C'est une affection dégénérative dont la cause exacte est inconnue.
L'âge moyen de début est de 55 à 60 ans, mais peut être plus jeune.
La maladie débute en général par un déficit musculaire au niveau des petits muscles de la mains avec des crampes. L'amyotrophie (fonte musculaire) est typique : la main a notamment un aspect creux dit en main de singe.
L'atteinte motrice gagne ensuite l'autre membre mais de façon asymétrique.
Les membres inférieurs sont également touchés mais c'est surtout le syndrome pyramidal qui prédomine à ce niveau.
C'est l'association d'un syndrome pyramidal aux signes d'atteinte neurologique périphérique qui fait la particularité de l'affection : les réflexes ostéotendineux vifs, l'hypertonie, le signe de Babinski contrastent avec le déficit musculaire et l'atrophie.
Des fasciculations sont caractéristiques : ce sont des secousses musculaires arythmiques et asynchrones limitées à une fibre musculaire.
L'atteinte du bulbe rachidien fait la gravité de la maladie et reflète la diffusion du processus pathologique.

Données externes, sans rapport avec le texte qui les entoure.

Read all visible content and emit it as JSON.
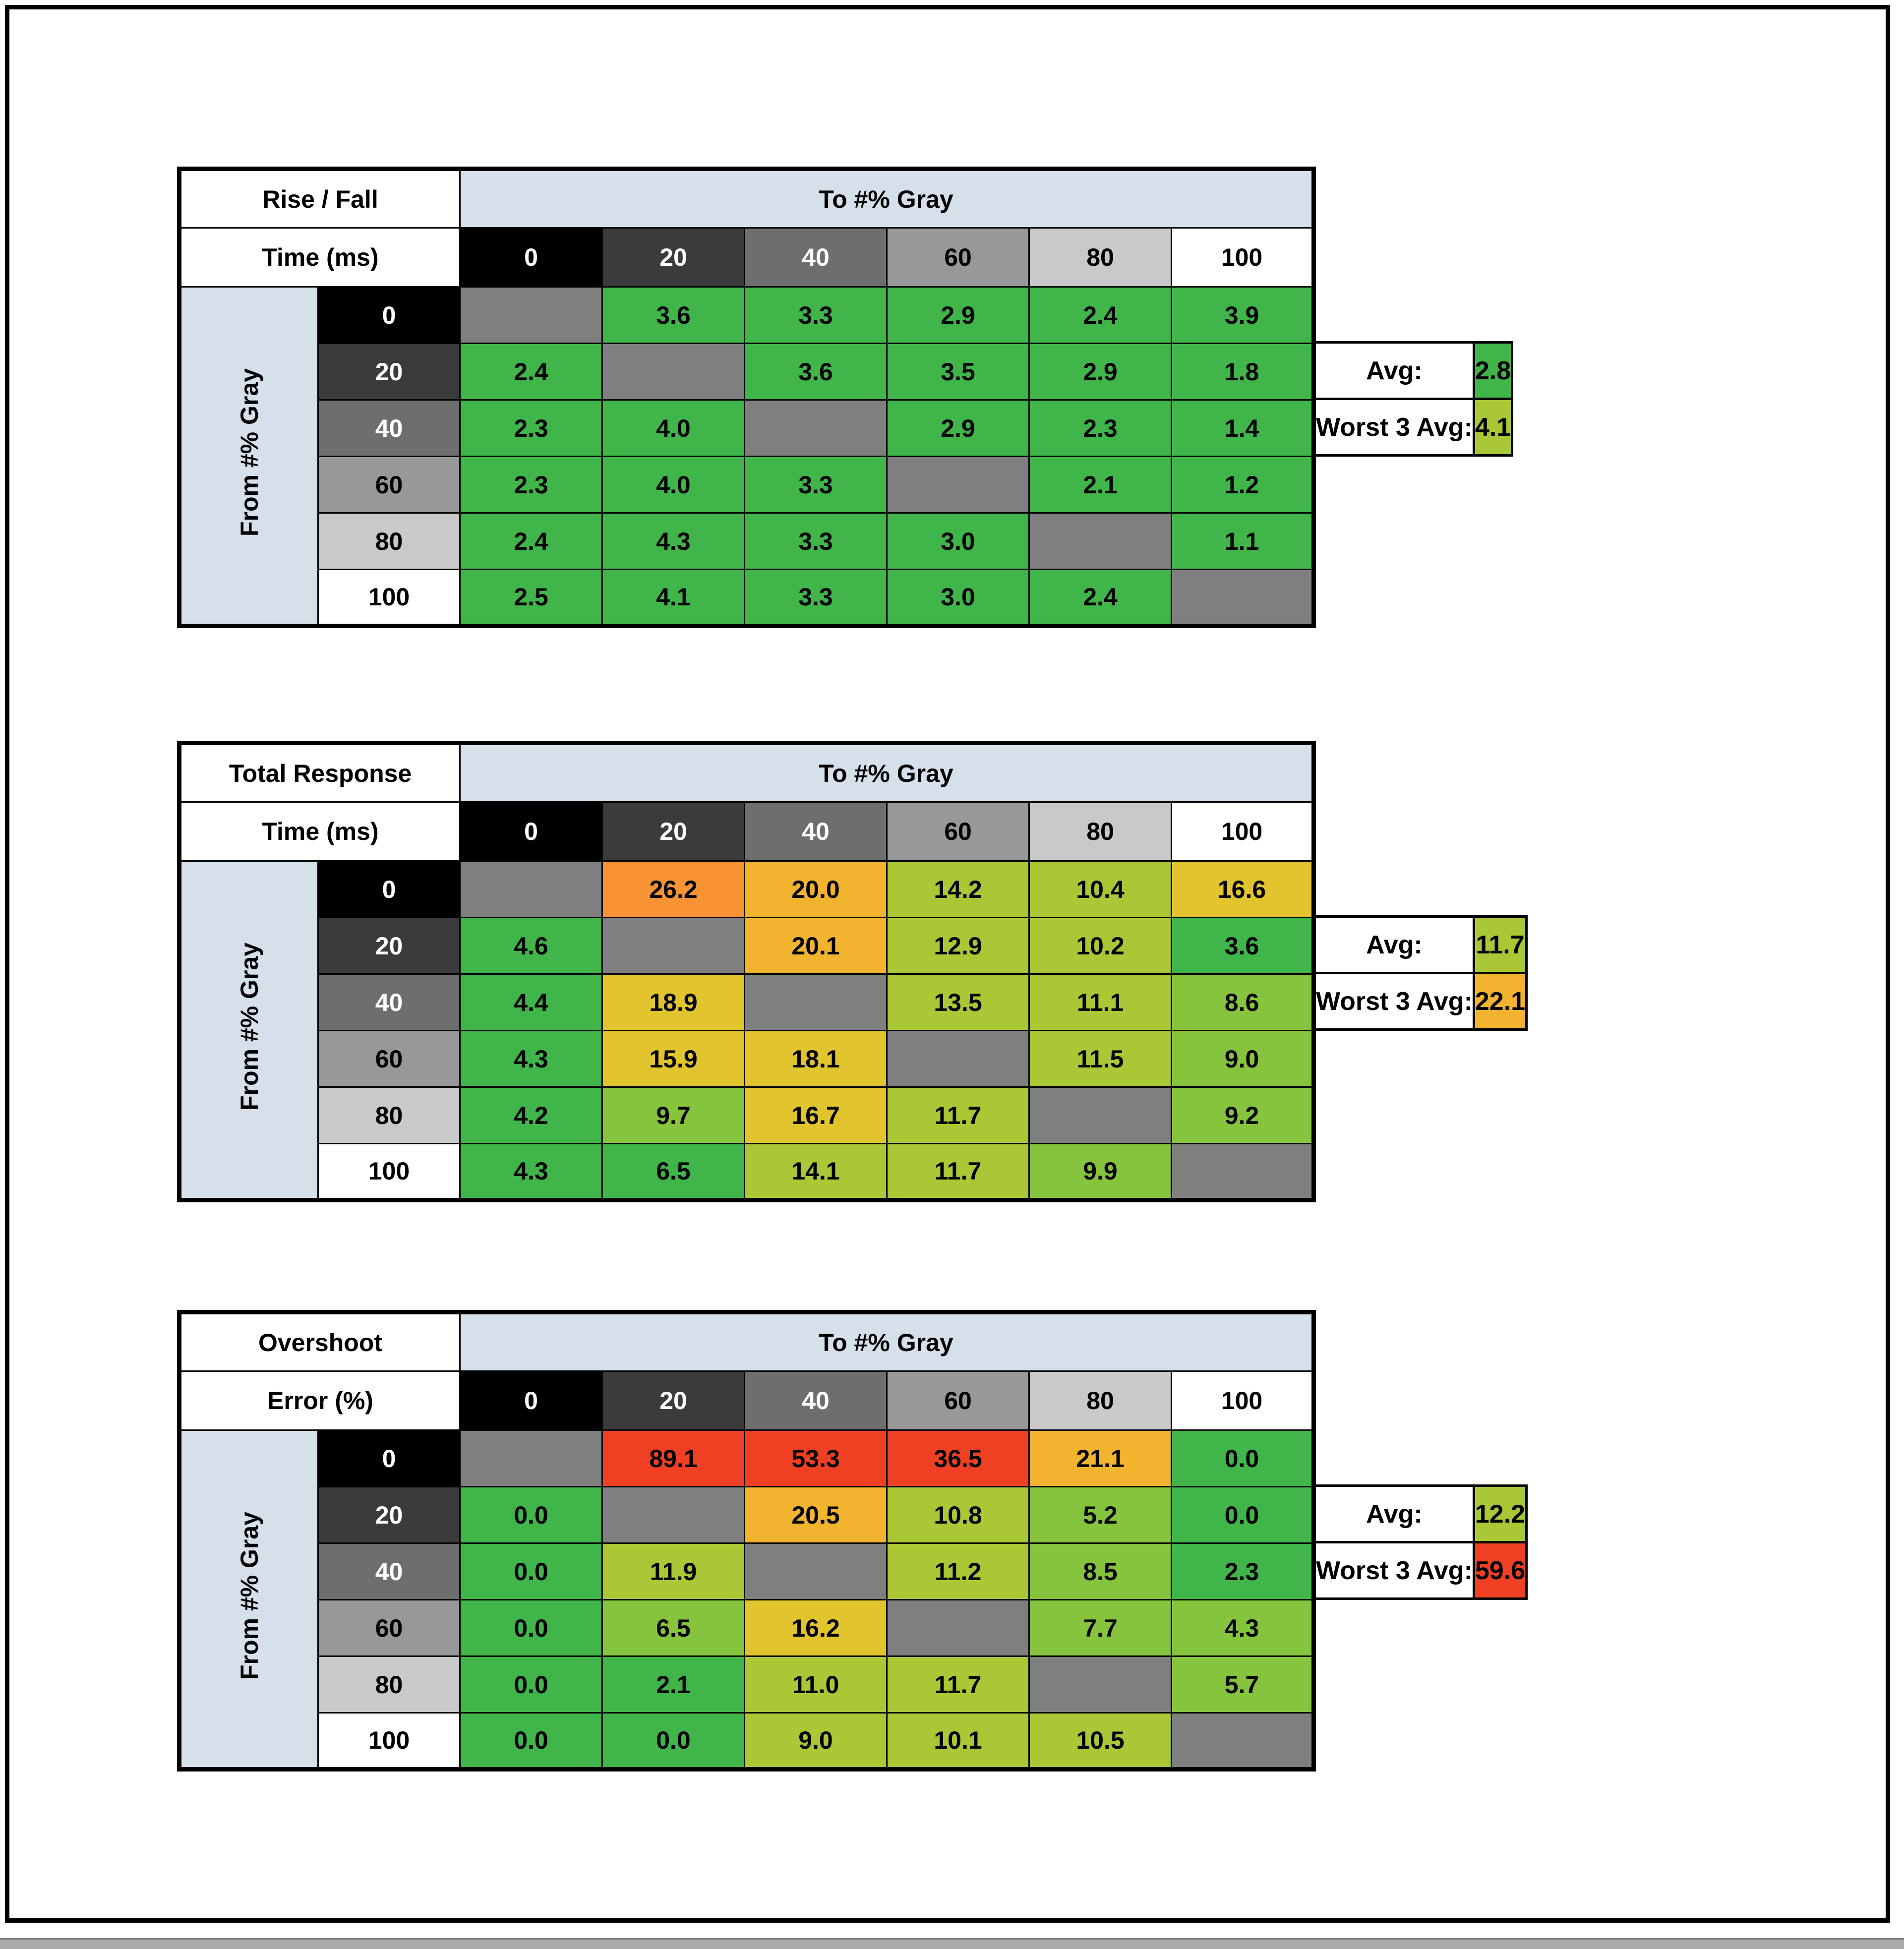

La paralysie des muscles de la langue, des lèvres et du pharynx s'installe progressivement avec des troubles de la phonation (voix nasonnée) et de la déglutition. La langue s'atrophie précocement avec de nombreuses fasciculations.
L'atteinte du système nerveux neurovégétatif est fréquente et se traduit par des troubles vasomoteurs au niveau des extrémités avec parfois des impressions de picotements sur la peau (paresthésies).
Il n'y a pas de troubles sensitifs objectifs (à l'exception des crampes et des paresthésies). Les troubles sphinctériens et les escarres sont rares.
L'amaigrissement est net. Les fonctions supérieures restent intactes : le malade garde tout au long de l'évolution une lucidité et une conscience indemnes.
Les symptômes les plus gênants sont l'asthénie, les crampes, la constipation, la salivation abondante, les troubles du sommeil, les troubles respiratoires et le syndrome pseudo-bulbaire.
Le syndrome pseudo-bulbaire est provoqué par l'atteinte bilatérale des voies pyramidales au dessus du bulbe. Les signes en sont :
• Une dysarthrie (difficultés pour articuler) avec voix monotone, traînante, nasonnée et parole saccadée ;
• Des troubles de la déglutition et de la mastication ;
• Une abolition du réflexe vélo-palatin (du voile du palais) ;
• Des troubles de la mimique avec un faciès immobile et atone et des accès spasmodiques de rires et de pleurer sans rapport avec l'état affectif ;
• Une astasie-abasie se définissant comme l'impossibilité de garder la station debout et de marcher alors qu'il n'y a ni troubles moteurs, ni troubles sensitifs ni troubles de la coordination des mouvements.